I’ve been using this for years and I need to renew my antivirus. Is this still a solid selection? I know bit defender is popular but any other recommendations?
OP, your question relies on any Anti-virus being “trustworthy” (your definition can and will vary depending who you ask).
TBH that’s a personal choice. Consider it like this; no matter what AV you use (if any), you’re allowing it full access to every nook and cranny on every drive installed and that you connect in the future. Most of them also monitor what’s stored in RAM at any given microsecond. Just about all of them allowed in the US (making an assumption you’re a US citizen, apologies if not, but you can replace US with almost any countries government) has an agreement or backdoor for legal authorities to a degree.

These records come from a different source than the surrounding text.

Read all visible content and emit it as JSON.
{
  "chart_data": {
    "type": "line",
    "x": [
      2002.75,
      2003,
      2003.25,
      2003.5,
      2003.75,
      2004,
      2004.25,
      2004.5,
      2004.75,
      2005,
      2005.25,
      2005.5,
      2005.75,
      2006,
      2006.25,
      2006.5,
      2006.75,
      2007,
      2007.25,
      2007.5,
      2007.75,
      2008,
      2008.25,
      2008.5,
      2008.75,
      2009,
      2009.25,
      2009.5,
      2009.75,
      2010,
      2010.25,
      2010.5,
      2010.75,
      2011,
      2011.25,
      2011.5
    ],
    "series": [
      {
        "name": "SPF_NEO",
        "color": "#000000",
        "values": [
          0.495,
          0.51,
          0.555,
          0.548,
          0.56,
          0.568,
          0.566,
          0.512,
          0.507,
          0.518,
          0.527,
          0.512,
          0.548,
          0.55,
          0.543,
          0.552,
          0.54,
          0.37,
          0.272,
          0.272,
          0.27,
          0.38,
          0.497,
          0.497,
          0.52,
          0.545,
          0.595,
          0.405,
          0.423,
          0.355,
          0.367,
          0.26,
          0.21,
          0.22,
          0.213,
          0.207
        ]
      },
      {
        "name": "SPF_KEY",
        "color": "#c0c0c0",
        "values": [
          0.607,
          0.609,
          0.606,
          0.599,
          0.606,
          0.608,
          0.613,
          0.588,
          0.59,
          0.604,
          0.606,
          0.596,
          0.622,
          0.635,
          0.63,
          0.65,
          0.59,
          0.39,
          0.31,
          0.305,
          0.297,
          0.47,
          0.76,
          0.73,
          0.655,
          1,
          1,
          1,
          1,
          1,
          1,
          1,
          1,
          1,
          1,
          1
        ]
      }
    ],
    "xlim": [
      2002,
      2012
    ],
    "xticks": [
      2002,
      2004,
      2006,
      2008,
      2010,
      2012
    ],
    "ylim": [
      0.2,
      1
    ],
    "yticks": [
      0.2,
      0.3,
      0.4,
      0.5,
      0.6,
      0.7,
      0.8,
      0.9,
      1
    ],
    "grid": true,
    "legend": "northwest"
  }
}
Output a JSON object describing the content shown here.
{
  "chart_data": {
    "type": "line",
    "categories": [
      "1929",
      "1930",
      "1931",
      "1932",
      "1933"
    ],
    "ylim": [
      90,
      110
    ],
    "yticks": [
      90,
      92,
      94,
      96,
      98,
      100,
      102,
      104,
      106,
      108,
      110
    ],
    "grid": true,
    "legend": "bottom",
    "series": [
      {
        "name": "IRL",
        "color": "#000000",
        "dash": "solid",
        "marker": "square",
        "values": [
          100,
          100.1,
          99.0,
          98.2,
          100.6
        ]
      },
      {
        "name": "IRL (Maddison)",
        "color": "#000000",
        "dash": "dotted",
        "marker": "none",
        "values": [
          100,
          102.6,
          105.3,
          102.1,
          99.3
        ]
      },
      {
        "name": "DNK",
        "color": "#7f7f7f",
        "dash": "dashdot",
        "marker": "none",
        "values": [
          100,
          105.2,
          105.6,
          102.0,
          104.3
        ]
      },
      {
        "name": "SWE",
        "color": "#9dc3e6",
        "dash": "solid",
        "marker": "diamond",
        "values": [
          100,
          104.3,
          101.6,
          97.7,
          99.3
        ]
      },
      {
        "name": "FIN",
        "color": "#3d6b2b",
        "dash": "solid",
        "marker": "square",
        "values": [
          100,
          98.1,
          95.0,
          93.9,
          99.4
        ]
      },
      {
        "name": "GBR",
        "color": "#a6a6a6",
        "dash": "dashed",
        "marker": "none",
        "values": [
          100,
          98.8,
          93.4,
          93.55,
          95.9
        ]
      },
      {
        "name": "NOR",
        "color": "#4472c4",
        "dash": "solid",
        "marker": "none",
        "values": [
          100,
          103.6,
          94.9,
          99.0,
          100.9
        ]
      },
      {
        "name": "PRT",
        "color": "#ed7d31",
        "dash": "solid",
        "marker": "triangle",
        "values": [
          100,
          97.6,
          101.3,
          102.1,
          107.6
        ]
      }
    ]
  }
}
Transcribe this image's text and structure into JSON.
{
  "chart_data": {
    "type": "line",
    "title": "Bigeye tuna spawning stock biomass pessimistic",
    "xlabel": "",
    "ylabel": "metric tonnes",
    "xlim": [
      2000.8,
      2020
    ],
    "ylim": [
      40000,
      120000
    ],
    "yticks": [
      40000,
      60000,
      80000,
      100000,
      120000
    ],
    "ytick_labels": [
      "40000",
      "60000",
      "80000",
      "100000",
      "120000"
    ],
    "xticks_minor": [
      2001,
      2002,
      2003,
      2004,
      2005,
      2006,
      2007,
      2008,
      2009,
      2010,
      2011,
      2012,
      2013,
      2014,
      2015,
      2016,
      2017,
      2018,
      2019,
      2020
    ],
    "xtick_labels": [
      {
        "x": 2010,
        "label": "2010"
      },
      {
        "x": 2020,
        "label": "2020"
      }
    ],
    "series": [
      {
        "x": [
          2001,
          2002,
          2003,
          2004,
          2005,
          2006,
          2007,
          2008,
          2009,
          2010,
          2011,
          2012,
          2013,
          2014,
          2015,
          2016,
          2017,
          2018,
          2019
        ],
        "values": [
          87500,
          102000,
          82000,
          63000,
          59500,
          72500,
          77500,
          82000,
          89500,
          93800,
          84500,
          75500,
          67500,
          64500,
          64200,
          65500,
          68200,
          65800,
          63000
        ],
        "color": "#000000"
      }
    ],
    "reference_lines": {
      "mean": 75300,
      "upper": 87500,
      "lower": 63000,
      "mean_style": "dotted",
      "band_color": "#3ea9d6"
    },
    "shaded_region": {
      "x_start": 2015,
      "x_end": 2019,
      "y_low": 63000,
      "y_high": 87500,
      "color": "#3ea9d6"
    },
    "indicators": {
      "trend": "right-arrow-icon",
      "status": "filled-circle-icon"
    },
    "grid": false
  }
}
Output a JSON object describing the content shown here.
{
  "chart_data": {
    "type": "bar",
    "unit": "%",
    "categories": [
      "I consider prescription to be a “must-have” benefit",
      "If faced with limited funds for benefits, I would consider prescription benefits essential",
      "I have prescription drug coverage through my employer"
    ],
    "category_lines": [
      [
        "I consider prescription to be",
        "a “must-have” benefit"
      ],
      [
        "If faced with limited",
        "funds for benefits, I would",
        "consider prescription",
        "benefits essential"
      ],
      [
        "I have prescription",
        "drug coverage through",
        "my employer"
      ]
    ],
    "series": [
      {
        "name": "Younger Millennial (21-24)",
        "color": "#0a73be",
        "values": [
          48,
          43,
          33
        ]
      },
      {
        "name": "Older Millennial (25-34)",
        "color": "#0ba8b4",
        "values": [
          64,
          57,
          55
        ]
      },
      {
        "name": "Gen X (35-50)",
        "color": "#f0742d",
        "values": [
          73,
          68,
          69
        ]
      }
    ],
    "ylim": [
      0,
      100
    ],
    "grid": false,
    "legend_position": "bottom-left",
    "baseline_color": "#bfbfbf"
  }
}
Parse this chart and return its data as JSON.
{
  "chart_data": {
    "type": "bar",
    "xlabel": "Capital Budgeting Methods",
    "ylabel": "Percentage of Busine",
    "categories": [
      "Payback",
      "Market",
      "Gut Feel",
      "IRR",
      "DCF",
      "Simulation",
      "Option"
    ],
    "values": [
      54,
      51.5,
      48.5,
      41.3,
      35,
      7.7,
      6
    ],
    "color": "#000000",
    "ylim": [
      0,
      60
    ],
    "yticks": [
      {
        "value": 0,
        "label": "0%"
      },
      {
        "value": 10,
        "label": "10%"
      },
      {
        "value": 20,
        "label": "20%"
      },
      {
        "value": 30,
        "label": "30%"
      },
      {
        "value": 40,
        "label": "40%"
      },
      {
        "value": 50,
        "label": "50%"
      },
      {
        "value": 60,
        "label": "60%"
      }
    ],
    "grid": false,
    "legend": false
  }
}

Personally, I just use the built-in Defender system in Windows itself; I haven’t had a single issue with it, insofar as getting any type of malware (the broad definition: any malicious software, to include viruses, ads, etc). Combined with adblock plugins for the browsers, cheap VPN (we use Windscribe), not clicking random email attachmemts, and simply not going to shady-ass sites, should be a perfectly fine combo for most users.
ALL OF THAT SAID!!! I can’t say as though I have heard of Kaspersky being any worse-off than other major vendors, despite their suspected ties. It comes down to your own choice. I would def echo a sentiment someone before me posted though; trustworthiness aside, they’re a Russian company, so there’s the likeliness that part of your purchase, and everyone else that subscribes to them, is going to end up in the pocket of their government. So I suppose let that be a guiding moral compass, in lieu of privacy concern if needed…
Irrespective of the product you select, you remain at risk of privacy breaches. Just because product X was made in country Y doesn’t make it more secure.
In the years since the ‘issue’ was reported, AV-Comparatives and AV-Test have never mentioned any spying issues with Kaspersky and by now anyone with a vested interest in either proving or disproving the trustworthiness of Kaspersky products has neither found or reported ANYTHING that points to spying.
Fears over ties to Russia have been negated with data centres outside of Russia. The story was a beat-up when it first broke and remains so.
Funny how little noise is made about Windows spying on users with endless telemetry (as recently seen on the PC Security YT channel) and backdoors in OS’s for Govt. agencies.